Vânia Moreira
De Umuarama
O governador Jaime Lerner lança hoje em Tapejara (36 quilômetros a nordeste de Umuarama) um programa de incentivo à produção de novilho superprecoce no Noroeste do Paraná. Lerner e o Secretário da Agricultura Antônio Polôni, abrem o dia de campo sobre pecuária de curta duração, promovido pela Secretaria da Agricultura e a Emater. Aproximadamente mil pecuaristas de 112 municípios são esperados para o evento.

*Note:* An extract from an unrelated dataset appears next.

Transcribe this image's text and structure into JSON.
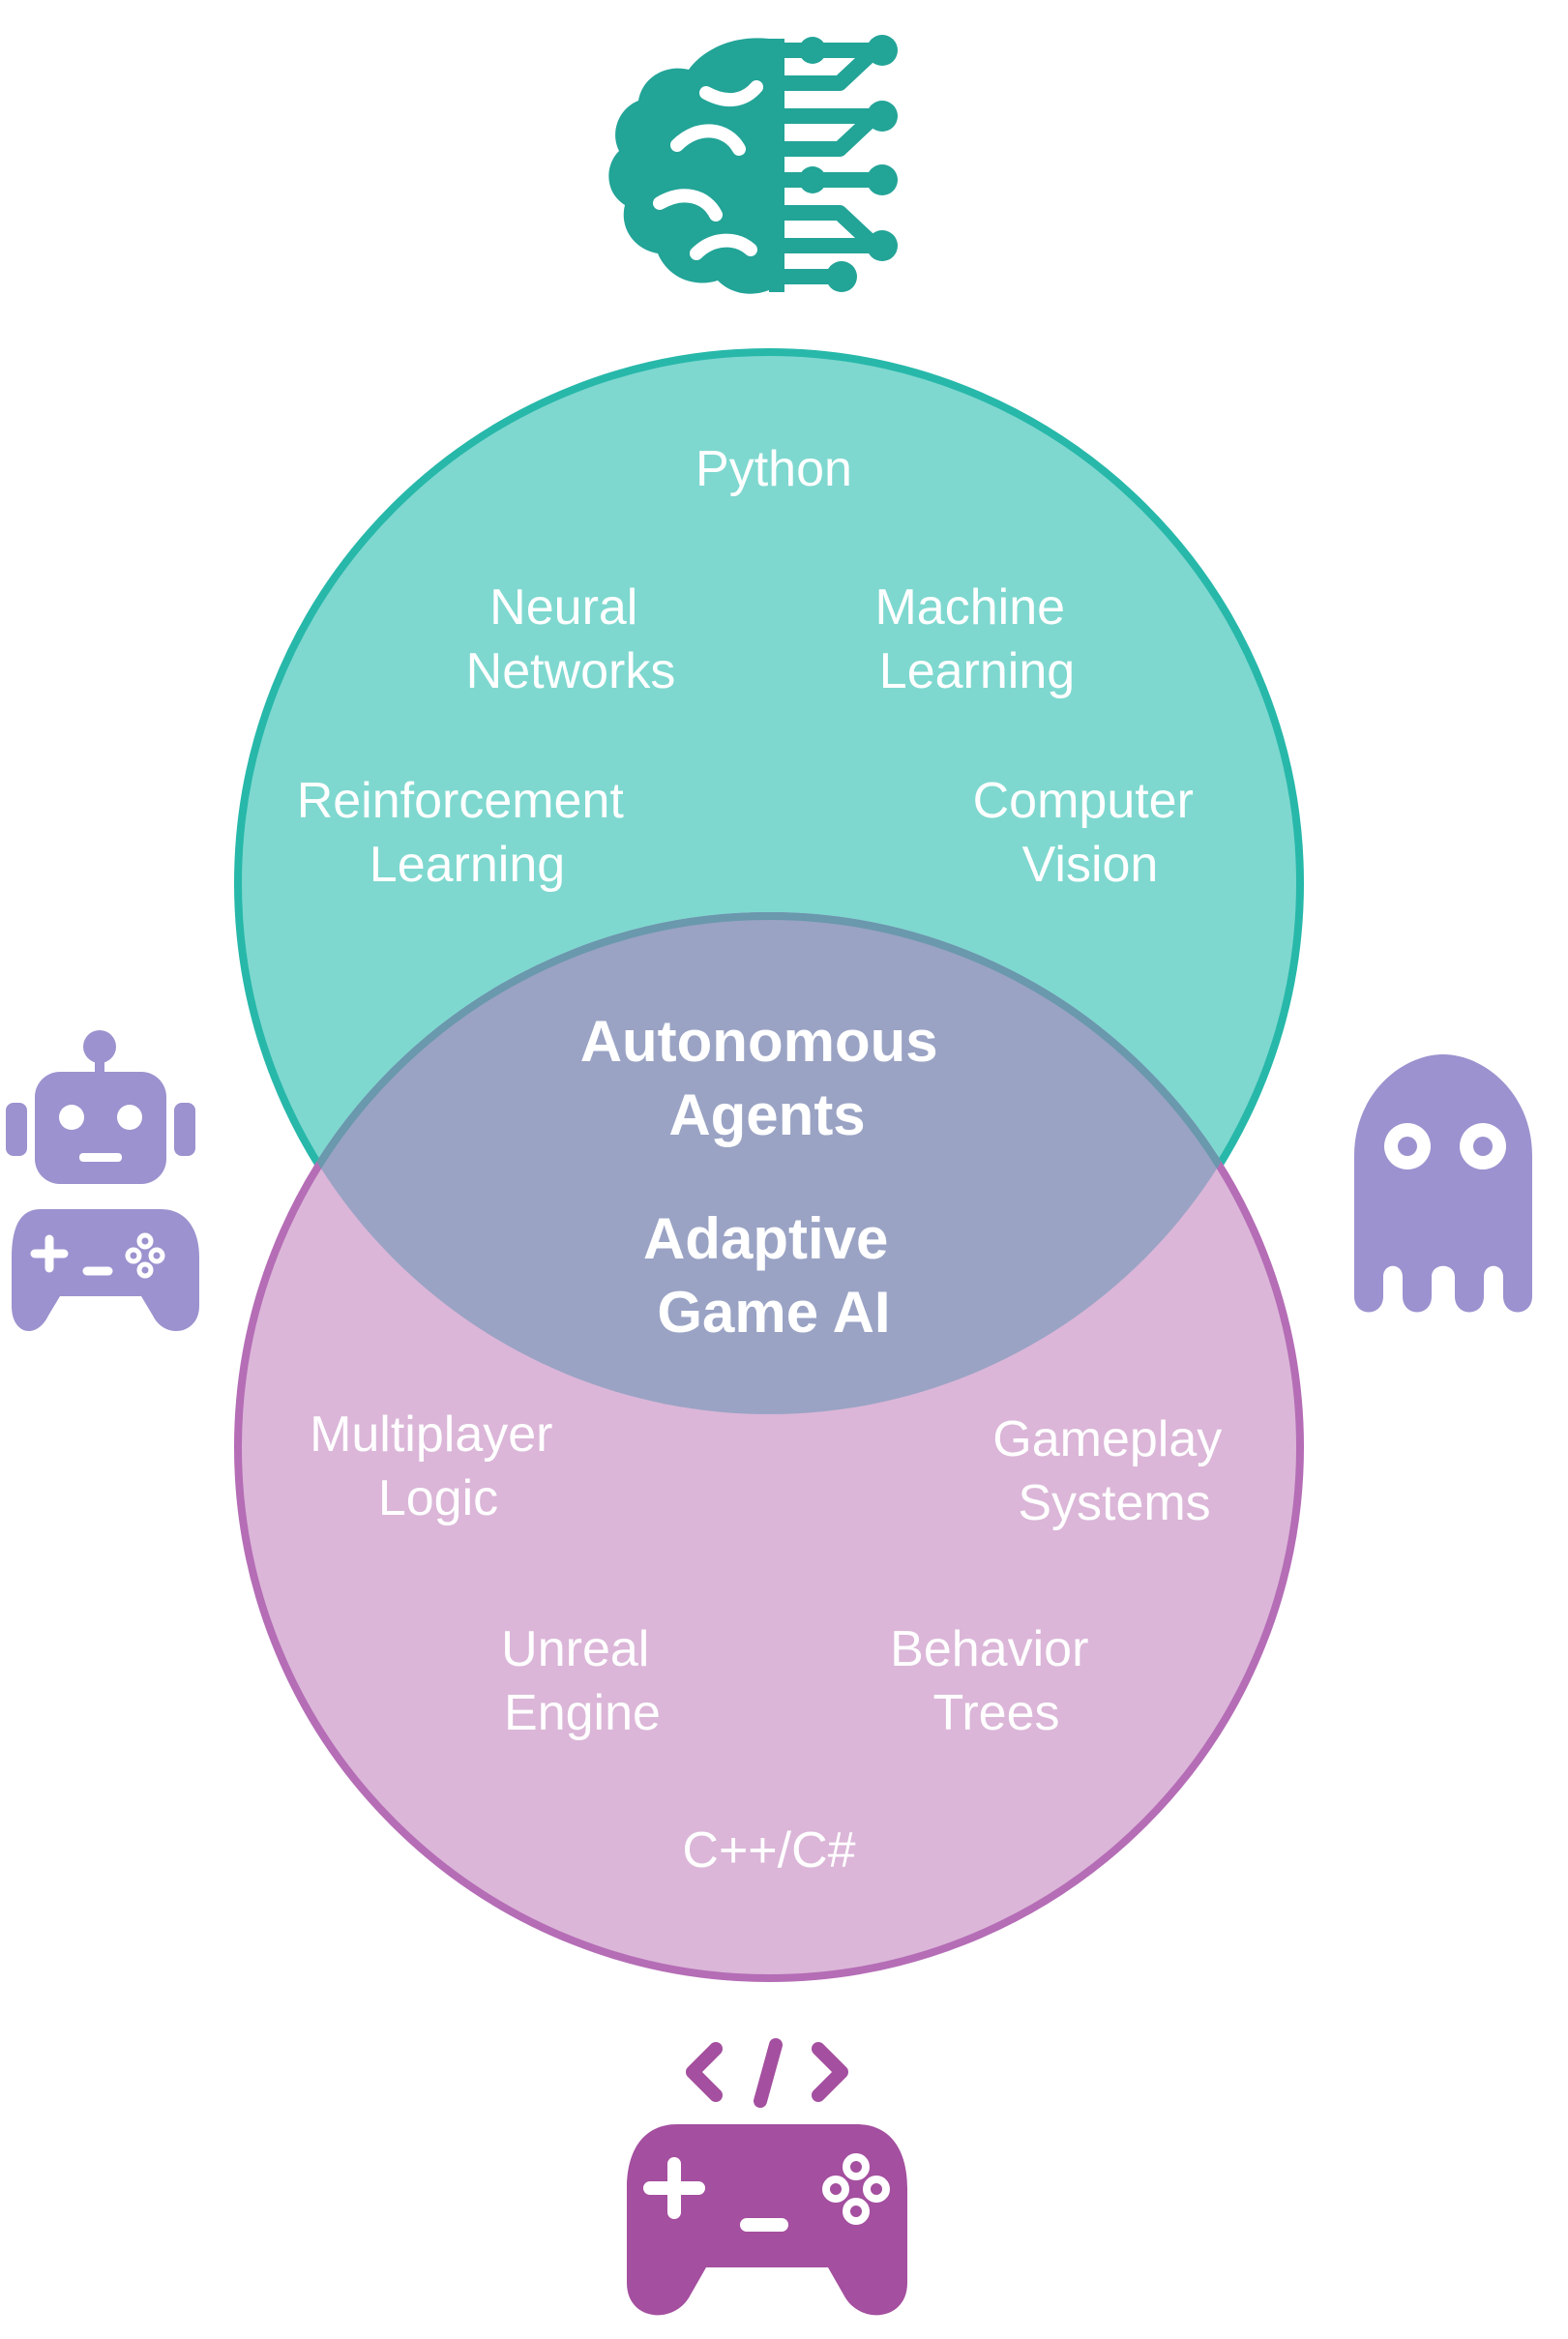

A Seab quer incentivar a produção de novilho superprecoce que pode ser abatido entre 12 e 14 meses de idade.
O dia de campo, com palestras e experiências, será a partir das 14 horas, na Fazenda Mutuca.
Segundo o chefe do escritório regional da Emater em Umuarama, Geraldo Sinceroe Sobrinho, o programa Pecuária de Curta Duração foi desenvolvido especialmente para a região noroeste, onde se concentra o maior rebanho bovino do Paraná, com mais de 1,5 milhão de cabeças.
‘‘Queremos que o pecuarista se modernize, produza carne de melhor qualidade, mais competitiva e tenha mais lucro’’, disse Sincero. Trata-se de um sistema intensivo de produção de carne bovina adaptado para o Noroeste. O novilho superprecoce oferece carne mais macia, com pouca gordura e sem colesterol.
Ganho de peso De acordo com o chefe da Emater, os animais são produtos de cruzamento entre raças zebuínas e européias, criados e alimentados de forma diferenciada desde o nascimento até o abate. Com isso, chegam a 450 quilos até o 14 mês de vida e estão prontos para o abate. A técnica permite aumentar a lotação dos pastos de 1,5 animal por hectare para 4 animais por hectare. Aumenta o índice de natalidade de 55% para 90% ao ano. Aumenta o índice de desfrute (número de animais vendidos na propriedade por ano) de 17% para 42%.
Cerca de 40 fazendeiros da região já produzem o novilho precoce, animal que pode ser abatido aos dois anos de idade. Criado à campo, de forma simples, o animal só fica pronto para o abate aos três anos. Quanto mais cedo o abate, melhor a qualidade da carne.
Qualquer produtor pode aderir ao programa. A Emater fornece a assistência técnica. Através do Programa Fábrica do Agricultor, a Seab também está parcerias com grupos de produtores para promover o abate e comercialização diferenciada desta carne de melhor qualidade. Segundo Sincero, dezenas de produtores estão dispostos a investir na pecuária de curta duração. ‘‘Com esse dia de campo, esperamos despertar o interesse de um grande número de fazendeiros’’, informou.
Aumento do plantel Outras vantagens são o aumento de até 80% no plantel de matrizes devido à sobra de área porque os bois ficam menos tempo no pasto. Diminui o índice de mortalidade (menos de 1% ao ano), além de racionalizar custos e mão-de-obra. ‘‘O produtor e o Estado só têm a ganhar produzindo carne com padrão de exportação’’, disse Sincero. A grande maioria dos pecuaristas do Noroeste cria os animais a campo, com poucos investimentos em pastagens, qualidade genética do rebanho e qualidade da carne.
Estima-se que 70% das áreas de pastagens estão degradadas e a capacidade de lotação diminui a cada ano. O presidente da Sociedade Rural de Umuarama, Sidney Lujan, é um dos pecuaristas que criticam o atraso tecnológico da pecuária do Noroeste. ‘‘O Mercosul está aí e ainda não temos condições de competir com os outros países’’, constata.